Filmmaker Ron Mann and actor/activist Woody Harrelson have followed up their hilarious 2000 documentary “Grass” with the equally amusing “Go Further.” While “Grass” – which could just as well have been titled “Reefer Sanity” – used humor to put over its scathing portrait of the U.S. Government’s endlessly misguided war on marijuana, “Go Further” generates laughs while teaching valuable lessons about how we can all, in small but significant ways, make the choice to “leave a light footprint” on our imperiled planet Earth.
You might have read about the event Mann chronicles in “Go Further”: a 2001 bus tour, from Seattle down to Los Angeles, with Harrelson and a band of like-minded folks along for the ride, spreading their message of “simple organic living” (the road trip was officially dubbed “The SOL Tour”). You might also have dismissed Harrelson as just another sun-and-spliff-damaged Hollywood buffoon. After all, the SOL Tour bus is decorated with rainbows and unicorns. Ever heard the joke about why California is like a box of cereal – it’s full of fruits, nuts and flakes?

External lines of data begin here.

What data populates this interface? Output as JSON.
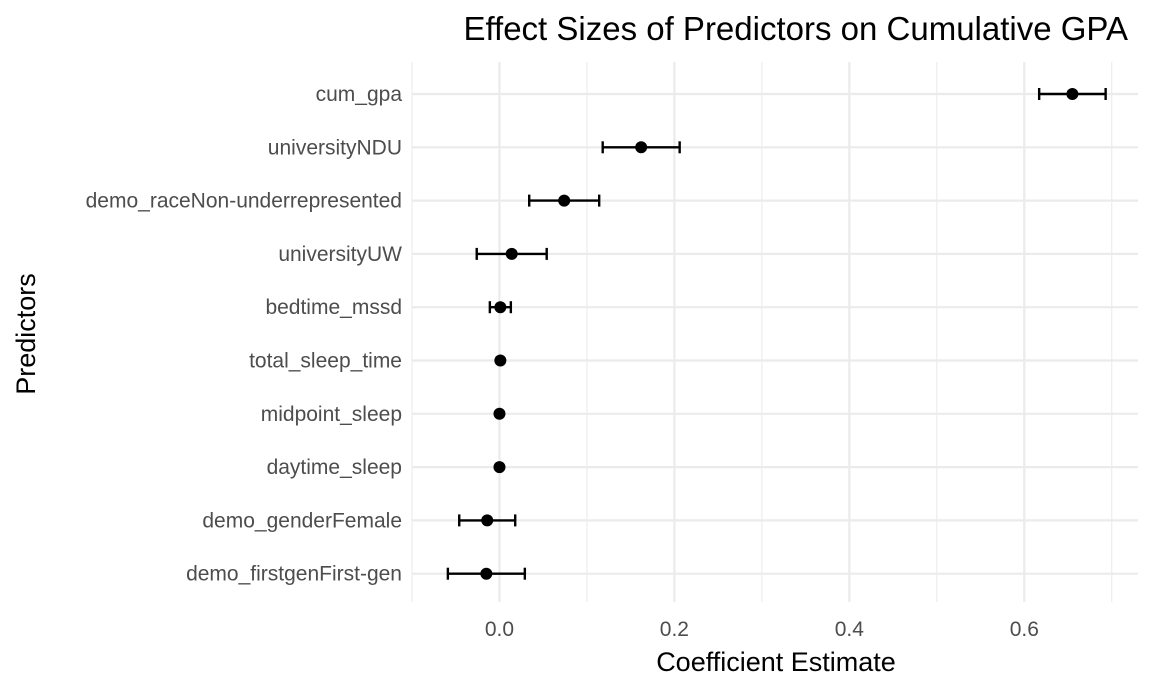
{
  "chart_data": {
    "type": "scatter",
    "title": "Effect Sizes of Predictors on Cumulative GPA",
    "xlabel": "Coefficient Estimate",
    "ylabel": "Predictors",
    "xlim": [
      -0.1,
      0.73
    ],
    "xticks": [
      0.0,
      0.2,
      0.4,
      0.6
    ],
    "xtick_labels": [
      "0.0",
      "0.2",
      "0.4",
      "0.6"
    ],
    "grid": true,
    "legend": "none",
    "point_color": "#000000",
    "predictors": [
      "cum_gpa",
      "universityNDU",
      "demo_raceNon-underrepresented",
      "universityUW",
      "bedtime_mssd",
      "total_sleep_time",
      "midpoint_sleep",
      "daytime_sleep",
      "demo_genderFemale",
      "demo_firstgenFirst-gen"
    ],
    "estimates": [
      0.655,
      0.162,
      0.074,
      0.014,
      0.001,
      0.001,
      0.0,
      0.0,
      -0.014,
      -0.015
    ],
    "lower": [
      0.617,
      0.118,
      0.034,
      -0.026,
      -0.011,
      0.001,
      0.0,
      0.0,
      -0.046,
      -0.059
    ],
    "upper": [
      0.693,
      0.206,
      0.114,
      0.054,
      0.013,
      0.001,
      0.0,
      0.0,
      0.018,
      0.029
    ]
  }
}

In Harrelson’s case, however, you’d be wrong. Because good old Woody walks it – and runs it and bikes it – like he talks it. The SOL bus is fueled by biodiesel hemp oil, and Harrelson is fueled by pure enlightened knowledge. Laugh about the fact that he always travels with a raw-food chef and a yoga instructor – the film invites you to – but don’t doubt that Harrelson is as genuinely passionate and committed as they come. (Actually, look no further than the fact that this Oscar nominee has gladly sacrificed his career in such films as “Natural Born Killers,” “Indecent Proposal,” “Wag the Dog” and “The People vs. Larry Flynt” – on the altar of full-time environmental activism.)
While it never hurts to have a celebrity along to grab attention, Harrelson is not the true star of this show. That would be Steve Clark, an L.A. production assistant Harrelson invited along, and to whom he very often cedes the spotlight. Steve, first seen eating junk food (French fries) and listening to junk music (Lenny Kravitz), is just the sort of All-American Everyman to lure the skeptics in. After Harrelson schools him on the evils of corporate dairy products, Steve innocently asks: “So is there blood and pus in my chocolate shake?” That’s typical of the way Mann is able to gently defuse any charges of “environmental extremism” with easygoing humor. Before too long, Steve is balancing his daily intake of weed and Snickers bars with wheat grass and spirulina. In one of the movie’s funniest bits, he even extols the delights of seaweed cookies to a pickup truck full of tweaked-out meth addicts.
“Go Further” incorporates wonderful music (Bob Weir, Anthony Kiedis, Natalie Merchant and Dave Matthews among others) and tasty little side trips – such as one to the late Ken Kesey’s farm in Oregon, where Kesey displays the rotten remains of Further, the Merry Pranksters’ bus from their mid-‘60s adventures – but Mann never lets us forget the seriousness of his film’s message. Often, that simply boils down to taking responsibility for one’s impact on the environment. It’s the “small, personal transformations” which mean more than anything. In Harrelson’s wise words, “Put your money where your values are.”
Of course, the Rush Limbaughs of the world would have a heart attack when confronted by the simple logic laid down in “Go Further.” But then, they don’t really live on the planet Earth anyway, do they?